Each morning, I wake up to the varying hums of the three fans in the bedroom I am sharing with seven other girls.  I try not to think about the fact that I showered just before bed last night, and though I have only slept, I am sweating as if I have just finished a vigorous workout.  I dress quietly in the dark and come downstairs to begin fixing my morning dose of caffeine.  Since I am not a coffee drinker, this looks a little different.  I step carefully down the steep basement stairs with my Nalgene bottle, quickly fill it to the brim with ice, and trudge back up the concrete steps.  I load some sugar into a Styrofoam cup, then pour hot coffee into it.  Once the sugar has dissolved, it is all poured into the Nalgene.  I do the same thing with the powdered creamer.  Apparently I have watched enough other people prepare coffee drinks, because this combination is rather tasty, and seems to do the trick for caffeine.

Our home for the month is in the heart of a very poor area called Cuatro.  Cuatro is Tagalog/Spanish for the word Four because this tragically destitute neighborhood sits on the edge of the fourth hole of the ritziest golf course in Manila.  We live in a small compound, behind a gated iron fence.  The main house is about the size of a smallish McMansion in the US.  Upstairs there are five bedrooms, each with their own bathroom.  Our host family lives in an adjacent building with their children.  They have extra bedrooms there too, so of course, more World Racers are living there.  There will be a video of all of this soon, but for right now, I can only give a few little glimpses of life here. 

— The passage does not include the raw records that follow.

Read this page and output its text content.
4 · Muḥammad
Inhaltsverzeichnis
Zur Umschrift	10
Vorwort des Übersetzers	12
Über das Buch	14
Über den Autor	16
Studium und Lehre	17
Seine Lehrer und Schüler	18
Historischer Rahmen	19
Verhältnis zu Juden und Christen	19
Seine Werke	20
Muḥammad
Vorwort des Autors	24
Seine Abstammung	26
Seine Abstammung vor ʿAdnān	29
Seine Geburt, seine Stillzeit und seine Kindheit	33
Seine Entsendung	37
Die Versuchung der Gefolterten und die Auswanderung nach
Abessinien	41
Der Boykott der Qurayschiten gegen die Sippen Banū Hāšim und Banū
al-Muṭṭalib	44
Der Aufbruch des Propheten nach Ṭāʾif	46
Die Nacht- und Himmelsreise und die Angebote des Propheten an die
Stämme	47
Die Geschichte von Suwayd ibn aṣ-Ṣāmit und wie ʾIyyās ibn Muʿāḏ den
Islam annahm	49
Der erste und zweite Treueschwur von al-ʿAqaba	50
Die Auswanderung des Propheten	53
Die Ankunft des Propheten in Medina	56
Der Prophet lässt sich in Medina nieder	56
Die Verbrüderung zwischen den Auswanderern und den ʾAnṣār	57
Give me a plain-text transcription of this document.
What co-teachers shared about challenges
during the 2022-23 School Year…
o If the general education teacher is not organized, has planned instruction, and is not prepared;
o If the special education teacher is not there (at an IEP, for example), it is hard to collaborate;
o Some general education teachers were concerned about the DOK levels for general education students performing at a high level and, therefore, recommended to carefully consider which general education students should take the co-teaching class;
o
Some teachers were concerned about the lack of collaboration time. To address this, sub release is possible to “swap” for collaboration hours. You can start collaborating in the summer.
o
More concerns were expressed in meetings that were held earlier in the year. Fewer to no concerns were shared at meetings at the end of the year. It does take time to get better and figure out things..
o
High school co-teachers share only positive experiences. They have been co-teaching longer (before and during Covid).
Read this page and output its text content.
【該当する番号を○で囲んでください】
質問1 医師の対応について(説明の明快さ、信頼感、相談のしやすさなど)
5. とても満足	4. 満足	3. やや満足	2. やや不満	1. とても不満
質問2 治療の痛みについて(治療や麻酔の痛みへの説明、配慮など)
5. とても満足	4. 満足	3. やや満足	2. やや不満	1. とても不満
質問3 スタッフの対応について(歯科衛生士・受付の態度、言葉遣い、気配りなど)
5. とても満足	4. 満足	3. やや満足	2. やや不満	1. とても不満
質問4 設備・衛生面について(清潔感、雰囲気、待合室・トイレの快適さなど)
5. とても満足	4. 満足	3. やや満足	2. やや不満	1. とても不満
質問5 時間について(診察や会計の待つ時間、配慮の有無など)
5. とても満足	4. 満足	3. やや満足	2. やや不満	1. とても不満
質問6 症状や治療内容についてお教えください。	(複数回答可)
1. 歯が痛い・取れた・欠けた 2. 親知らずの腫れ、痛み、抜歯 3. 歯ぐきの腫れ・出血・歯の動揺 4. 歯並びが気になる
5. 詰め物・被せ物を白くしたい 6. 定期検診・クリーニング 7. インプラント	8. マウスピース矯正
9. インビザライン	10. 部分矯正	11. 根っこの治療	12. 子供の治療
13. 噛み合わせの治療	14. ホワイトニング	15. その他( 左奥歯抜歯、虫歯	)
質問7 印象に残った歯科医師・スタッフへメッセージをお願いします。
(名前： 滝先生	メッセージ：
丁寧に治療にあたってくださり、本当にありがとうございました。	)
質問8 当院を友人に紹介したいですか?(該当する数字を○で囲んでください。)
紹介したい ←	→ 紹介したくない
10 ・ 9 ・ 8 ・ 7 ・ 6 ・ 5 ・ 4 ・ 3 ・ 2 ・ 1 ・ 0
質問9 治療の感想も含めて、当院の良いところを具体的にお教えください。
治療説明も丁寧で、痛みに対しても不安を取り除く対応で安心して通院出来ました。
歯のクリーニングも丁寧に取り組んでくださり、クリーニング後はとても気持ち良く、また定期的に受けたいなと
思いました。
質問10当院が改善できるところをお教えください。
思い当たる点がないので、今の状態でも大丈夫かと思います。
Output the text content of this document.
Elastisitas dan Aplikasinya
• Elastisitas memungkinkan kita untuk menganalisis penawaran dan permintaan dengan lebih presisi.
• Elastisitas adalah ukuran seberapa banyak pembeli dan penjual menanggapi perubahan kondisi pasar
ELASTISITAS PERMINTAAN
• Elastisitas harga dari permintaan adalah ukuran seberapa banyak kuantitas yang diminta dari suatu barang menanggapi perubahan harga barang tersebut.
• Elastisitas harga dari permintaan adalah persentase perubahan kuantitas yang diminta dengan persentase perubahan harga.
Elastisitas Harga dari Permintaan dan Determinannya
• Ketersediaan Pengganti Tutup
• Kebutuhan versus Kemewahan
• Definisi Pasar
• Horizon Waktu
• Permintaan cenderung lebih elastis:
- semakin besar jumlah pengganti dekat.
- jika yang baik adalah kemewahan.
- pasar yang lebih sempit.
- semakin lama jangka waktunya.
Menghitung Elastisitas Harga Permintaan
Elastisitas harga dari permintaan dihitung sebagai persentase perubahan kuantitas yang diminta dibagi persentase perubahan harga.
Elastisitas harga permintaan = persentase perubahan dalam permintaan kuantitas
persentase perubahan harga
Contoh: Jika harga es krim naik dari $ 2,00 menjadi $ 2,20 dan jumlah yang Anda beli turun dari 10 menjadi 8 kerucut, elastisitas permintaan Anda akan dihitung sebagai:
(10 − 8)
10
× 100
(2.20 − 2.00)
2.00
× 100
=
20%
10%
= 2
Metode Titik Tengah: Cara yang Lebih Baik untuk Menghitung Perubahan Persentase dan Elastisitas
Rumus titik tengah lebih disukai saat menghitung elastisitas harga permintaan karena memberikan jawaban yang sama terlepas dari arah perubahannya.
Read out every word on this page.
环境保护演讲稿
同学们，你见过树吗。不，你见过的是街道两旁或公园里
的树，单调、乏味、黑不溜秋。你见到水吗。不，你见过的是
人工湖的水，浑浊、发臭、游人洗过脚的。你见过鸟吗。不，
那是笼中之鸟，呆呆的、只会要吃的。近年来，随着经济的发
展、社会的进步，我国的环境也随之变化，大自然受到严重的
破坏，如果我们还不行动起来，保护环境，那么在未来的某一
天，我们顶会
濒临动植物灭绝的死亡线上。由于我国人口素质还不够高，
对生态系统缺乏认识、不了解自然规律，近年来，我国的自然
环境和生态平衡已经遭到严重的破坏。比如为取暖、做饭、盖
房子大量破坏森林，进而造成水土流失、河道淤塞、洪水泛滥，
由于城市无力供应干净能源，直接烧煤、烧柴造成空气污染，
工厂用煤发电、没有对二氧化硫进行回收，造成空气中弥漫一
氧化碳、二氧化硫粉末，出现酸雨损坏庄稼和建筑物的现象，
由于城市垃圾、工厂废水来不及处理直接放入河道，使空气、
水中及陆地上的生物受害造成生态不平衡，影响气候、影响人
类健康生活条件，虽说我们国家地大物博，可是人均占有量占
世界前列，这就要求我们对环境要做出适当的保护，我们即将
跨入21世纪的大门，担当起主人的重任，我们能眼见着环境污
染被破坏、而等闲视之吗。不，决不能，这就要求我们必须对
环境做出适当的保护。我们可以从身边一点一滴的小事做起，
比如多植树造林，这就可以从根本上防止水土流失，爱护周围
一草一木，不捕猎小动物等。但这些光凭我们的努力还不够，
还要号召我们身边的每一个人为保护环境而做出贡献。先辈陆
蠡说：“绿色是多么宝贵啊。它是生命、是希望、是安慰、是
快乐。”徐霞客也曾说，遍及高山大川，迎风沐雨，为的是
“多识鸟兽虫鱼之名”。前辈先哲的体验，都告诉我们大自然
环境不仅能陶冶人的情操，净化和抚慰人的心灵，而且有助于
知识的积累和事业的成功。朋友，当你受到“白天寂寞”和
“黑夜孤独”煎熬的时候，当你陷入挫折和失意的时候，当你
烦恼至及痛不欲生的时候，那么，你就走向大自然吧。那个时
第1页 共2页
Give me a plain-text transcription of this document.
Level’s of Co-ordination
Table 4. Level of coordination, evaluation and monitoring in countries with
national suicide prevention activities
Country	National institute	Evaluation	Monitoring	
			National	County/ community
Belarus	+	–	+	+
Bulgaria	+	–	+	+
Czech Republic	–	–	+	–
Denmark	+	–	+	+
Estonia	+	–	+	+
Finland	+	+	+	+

Every single one of us (all fifty-one) have been provided a bed, with sheets already on it, complete with a pillow and towel. We have two cooks in the kitchen who prepare us American-style breakfasts and dinners every day, and we have Filipino take-out for lunch.  We have hot showers and drinkable water out of every tap.  There is a balcony with a porch swing off the upstairs living room and a huge laundry room in the basement with modern washers and dryers.  Oh yeah, and there is a four-person hot tub downstairs too.  This lovely home has now been dubbed the World Race Palace because it is so amazing (and extremely atypical of World Race accommodations).